El apartamento era limpio, ordenado, minimalista, muy acogedor. O iba una señora de la limpieza dos veces por semana o era un obsesivo del orden —como ella misma, vaya, pensó—, y de repente le pareció que aquella calidez que había nacido en el restaurante ahora se estaba asentando en su interior. Mientras se sentaba en el sofá y él preparaba los gin-tonics, soltó un suspiro de satisfacción. Pero entonces, cuando Luis puso música, Alba se sorprendió un poco. Lo que sonaba no era jazz, ni soul, ni una versión chill out de Coldplay.
—¿Qué es esta música tan bonita? —le preguntó, más intrigada que divertida.
—Beethoven. «Para Elisa». ¿La conoces?
—Claro —exageró ella, y notó que él se enorgullecía con una satisfacción que no había mostrado en toda la noche.
—Técnicamente, el nombre real es «Bagatela número 25 en La menor», pero todo el mundo la conoce por ese nombre tan bonito, «Elisa».
Se sentaron muy juntitos en el sofá, los gin-tonics en la mano, y cuando por fin estaban a punto de unir sus bocas, Luis se apartó un poco.
—Antes de que pase nada entre nosotros —le dijo—, tienes que saber una cosa.
Alba pensó: «Ya estamos. Está casado. Es de una secta. O es aficionado al Real Madrid».
Pero no.
—Tienes que saber que yo soy, modestamente, la reencarnación de Beethoven.
Ella lo miró incrédula.
—Pero…, ¿el compositor? —acertó a decir.
—Sí, sí. El gran Beethoven. En otra vida fui él. Directamente. Tengo recuerdos claros. Sueños, visiones. Cuando compongo algo al piano, no es que lo cree, es que lo recuerdo, como si me lo dictara a mí mismo desde el pasado.
—¿Quieres decir que tienes memoria de cuando eras Beethoven? —dijo ella, intentando reprimir una sonrisa burlona.
—Por supuesto. Por ejemplo —dijo él—, recuerdo una vez que, mientras escribía la Quinta, se me olvidó salir de las termas. Salí con la bata puesta y la peluca torcida. A medio camino, me paré y empecé a tararear el primer movimiento. Nadie me entendía, pero no me importunaron.
Alba no recordaba haber visto ningún piano en el piso, pero pensó que aquel tipo le gustaba demasiado como para romper la magia de la noche con una carcajada escéptica. En un instante se convenció de que debía de haber algún mensaje cifrado en aquella sinceridad cósmica, y siguiendo sus instintos le dijo:
—Pues eso es fantástico, Luis, o Ludwig, porque en otra vida yo fui la Elisa. Por fin nos hemos reencontrado.

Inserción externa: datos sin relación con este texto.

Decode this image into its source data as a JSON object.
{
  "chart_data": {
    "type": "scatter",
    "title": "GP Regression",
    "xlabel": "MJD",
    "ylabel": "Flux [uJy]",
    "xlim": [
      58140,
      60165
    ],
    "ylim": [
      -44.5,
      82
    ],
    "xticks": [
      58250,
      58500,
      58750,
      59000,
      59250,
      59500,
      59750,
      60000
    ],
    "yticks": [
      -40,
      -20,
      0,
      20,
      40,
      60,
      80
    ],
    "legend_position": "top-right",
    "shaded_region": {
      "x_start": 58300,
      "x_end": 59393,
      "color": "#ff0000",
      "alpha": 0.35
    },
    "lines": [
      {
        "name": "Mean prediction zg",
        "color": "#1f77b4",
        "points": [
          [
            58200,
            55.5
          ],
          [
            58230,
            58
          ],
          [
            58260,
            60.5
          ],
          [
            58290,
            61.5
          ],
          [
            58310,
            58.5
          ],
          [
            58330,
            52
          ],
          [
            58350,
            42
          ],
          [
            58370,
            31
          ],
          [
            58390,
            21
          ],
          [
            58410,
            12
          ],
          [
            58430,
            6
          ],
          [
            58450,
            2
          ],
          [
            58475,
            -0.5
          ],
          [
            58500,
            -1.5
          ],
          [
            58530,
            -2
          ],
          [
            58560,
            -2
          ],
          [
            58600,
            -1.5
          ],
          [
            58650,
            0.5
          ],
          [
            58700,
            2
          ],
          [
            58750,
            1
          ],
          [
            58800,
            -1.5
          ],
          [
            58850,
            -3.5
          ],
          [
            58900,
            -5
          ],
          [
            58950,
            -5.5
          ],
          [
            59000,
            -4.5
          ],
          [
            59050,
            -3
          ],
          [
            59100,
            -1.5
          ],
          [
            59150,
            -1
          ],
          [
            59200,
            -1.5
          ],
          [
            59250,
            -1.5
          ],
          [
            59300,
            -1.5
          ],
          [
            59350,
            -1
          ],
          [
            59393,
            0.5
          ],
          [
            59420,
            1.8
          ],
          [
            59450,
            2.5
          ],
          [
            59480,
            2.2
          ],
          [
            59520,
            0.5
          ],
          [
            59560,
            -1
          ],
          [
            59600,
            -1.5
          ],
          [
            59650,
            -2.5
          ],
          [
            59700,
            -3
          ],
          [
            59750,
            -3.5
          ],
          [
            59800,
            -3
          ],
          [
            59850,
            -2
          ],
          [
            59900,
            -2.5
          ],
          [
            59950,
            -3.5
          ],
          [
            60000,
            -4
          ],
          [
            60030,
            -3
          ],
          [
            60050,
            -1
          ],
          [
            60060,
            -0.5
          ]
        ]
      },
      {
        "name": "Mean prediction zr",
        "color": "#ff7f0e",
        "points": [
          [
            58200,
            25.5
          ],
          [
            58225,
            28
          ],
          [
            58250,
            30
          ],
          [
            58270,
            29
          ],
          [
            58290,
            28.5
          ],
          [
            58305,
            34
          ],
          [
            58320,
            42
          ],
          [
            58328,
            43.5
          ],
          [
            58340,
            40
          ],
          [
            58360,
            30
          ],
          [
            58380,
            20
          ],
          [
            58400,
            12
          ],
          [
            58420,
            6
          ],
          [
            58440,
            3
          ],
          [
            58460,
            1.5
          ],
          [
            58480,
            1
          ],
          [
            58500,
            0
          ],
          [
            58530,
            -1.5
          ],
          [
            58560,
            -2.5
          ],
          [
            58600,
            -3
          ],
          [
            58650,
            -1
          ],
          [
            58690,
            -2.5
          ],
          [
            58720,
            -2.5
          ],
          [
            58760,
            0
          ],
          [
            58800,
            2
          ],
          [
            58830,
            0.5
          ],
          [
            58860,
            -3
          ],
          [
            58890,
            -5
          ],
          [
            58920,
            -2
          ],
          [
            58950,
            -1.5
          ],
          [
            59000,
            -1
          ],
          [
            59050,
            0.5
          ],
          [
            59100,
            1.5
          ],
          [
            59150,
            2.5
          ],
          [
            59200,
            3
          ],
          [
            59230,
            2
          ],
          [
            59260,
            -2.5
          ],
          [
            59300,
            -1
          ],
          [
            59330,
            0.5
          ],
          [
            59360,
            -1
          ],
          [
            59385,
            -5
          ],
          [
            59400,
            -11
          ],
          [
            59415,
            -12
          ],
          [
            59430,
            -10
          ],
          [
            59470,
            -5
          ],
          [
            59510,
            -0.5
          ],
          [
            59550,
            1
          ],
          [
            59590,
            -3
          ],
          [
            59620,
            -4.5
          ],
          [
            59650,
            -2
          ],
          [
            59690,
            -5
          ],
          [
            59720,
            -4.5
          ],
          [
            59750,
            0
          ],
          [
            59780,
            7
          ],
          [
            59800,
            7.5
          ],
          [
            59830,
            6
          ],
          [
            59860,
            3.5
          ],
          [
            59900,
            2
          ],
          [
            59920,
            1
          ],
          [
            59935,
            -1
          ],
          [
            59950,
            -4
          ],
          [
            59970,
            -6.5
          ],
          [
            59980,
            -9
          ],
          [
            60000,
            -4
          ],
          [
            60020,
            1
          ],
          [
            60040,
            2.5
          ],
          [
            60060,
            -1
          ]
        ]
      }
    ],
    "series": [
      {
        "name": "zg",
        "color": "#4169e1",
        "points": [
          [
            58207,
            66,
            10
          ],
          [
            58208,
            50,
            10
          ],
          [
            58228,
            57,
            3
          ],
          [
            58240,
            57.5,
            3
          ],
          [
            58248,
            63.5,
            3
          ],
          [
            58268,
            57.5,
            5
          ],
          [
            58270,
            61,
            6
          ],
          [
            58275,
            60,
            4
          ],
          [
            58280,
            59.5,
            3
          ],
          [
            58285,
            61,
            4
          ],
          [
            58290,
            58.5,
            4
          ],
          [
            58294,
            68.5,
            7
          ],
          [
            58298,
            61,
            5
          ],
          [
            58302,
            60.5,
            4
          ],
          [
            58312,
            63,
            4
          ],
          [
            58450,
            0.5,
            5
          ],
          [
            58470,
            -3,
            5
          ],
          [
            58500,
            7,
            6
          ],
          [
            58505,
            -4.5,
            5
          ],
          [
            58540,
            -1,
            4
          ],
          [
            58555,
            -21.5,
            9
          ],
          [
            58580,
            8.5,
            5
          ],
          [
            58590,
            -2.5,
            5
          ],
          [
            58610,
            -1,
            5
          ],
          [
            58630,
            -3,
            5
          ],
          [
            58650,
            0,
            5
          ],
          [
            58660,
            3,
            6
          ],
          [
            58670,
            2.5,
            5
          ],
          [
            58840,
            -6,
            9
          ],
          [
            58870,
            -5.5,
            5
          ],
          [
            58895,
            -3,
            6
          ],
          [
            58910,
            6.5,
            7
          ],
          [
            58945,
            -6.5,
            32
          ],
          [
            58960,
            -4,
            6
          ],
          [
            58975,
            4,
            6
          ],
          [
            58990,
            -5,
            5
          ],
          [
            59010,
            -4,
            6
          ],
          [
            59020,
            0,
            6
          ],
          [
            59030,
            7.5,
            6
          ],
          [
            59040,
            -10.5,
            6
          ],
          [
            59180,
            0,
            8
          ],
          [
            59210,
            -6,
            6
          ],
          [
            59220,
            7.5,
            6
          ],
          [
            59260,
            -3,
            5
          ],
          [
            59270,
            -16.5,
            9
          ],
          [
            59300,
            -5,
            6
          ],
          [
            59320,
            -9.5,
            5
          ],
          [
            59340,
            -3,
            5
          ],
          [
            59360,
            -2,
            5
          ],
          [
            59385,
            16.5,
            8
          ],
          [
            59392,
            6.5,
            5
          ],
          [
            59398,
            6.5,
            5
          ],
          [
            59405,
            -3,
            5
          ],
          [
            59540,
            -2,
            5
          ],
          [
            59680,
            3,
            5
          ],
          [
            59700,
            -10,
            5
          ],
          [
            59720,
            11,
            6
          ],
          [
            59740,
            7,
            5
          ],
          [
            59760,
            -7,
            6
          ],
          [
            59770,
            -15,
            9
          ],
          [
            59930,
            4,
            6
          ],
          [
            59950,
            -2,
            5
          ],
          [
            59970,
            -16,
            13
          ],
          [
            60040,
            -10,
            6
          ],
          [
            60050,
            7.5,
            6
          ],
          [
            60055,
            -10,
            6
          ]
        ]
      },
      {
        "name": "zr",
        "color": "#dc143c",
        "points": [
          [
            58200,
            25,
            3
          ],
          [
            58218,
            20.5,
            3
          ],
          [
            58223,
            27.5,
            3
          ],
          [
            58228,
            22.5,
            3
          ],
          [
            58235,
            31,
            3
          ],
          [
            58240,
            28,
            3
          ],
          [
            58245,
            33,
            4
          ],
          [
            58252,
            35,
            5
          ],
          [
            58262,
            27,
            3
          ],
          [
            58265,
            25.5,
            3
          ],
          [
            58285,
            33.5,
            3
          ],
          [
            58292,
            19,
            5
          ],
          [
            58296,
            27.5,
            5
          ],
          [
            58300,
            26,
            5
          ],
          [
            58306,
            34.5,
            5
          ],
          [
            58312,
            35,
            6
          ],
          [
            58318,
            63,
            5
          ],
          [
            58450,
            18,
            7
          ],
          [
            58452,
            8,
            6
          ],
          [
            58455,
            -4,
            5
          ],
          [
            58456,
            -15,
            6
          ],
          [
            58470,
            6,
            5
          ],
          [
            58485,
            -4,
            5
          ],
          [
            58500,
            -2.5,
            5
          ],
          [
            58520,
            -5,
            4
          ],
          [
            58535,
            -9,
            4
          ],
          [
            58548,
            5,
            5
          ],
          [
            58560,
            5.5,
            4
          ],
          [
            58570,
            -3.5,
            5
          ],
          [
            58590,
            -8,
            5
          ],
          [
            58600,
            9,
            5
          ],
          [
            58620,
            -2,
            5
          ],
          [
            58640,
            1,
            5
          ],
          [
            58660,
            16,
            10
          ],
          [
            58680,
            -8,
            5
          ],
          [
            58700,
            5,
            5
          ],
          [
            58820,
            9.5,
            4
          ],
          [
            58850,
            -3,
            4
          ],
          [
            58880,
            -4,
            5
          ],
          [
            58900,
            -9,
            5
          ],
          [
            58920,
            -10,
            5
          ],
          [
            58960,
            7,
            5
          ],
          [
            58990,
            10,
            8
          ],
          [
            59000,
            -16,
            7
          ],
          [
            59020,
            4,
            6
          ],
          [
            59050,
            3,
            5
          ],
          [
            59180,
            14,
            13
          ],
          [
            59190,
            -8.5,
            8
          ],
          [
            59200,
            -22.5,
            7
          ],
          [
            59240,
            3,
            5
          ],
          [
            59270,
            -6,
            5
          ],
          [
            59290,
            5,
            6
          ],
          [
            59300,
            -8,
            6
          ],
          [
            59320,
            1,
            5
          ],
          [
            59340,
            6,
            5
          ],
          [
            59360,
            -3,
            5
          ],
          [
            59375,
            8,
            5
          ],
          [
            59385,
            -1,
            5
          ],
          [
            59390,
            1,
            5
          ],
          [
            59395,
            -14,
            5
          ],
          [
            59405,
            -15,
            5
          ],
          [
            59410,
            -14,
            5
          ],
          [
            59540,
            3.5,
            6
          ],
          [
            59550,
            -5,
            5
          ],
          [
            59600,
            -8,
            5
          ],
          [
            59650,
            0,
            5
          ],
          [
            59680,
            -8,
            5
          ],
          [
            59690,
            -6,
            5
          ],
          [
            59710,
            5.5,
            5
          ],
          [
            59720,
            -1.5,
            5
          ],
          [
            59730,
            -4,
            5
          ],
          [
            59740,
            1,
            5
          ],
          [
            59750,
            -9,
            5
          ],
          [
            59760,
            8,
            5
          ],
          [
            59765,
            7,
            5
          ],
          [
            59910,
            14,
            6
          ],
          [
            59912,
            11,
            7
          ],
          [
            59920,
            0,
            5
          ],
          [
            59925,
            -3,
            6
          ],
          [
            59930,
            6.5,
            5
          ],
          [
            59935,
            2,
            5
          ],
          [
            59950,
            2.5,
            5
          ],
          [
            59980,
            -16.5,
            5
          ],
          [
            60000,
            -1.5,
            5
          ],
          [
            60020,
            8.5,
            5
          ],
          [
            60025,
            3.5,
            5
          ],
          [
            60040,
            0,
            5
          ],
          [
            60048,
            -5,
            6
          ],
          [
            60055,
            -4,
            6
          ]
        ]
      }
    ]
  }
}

Y se besaron. Él se quedó mirándola con una expresión conmovida, como si de repente reconociera algo más en los ojos de Alba.
—Ya decía yo que esa mirada… No es sólo belleza. Es memoria antigua.
Ella estalló en una carcajada, ahora sí, pero con ternura. Él fue hasta un pequeño armario y sacó una libreta gruesa, cubierta de polvo.
—Aquí apunto melodías que me vienen a la cabeza. Esta, por ejemplo, la escribí hace dos semanas.
Empezó a silbar una melodía. No sonaba nada a Beethoven, más bien recordaba la sintonía de una telenovela de los años ochenta, pero la interpretó con tanta convicción que Alba no se atrevió a interrumpirle. Para hacerlo callar, lo besó de nuevo, esta vez más apasionadamente, como si fueran amantes desde hacía siglos.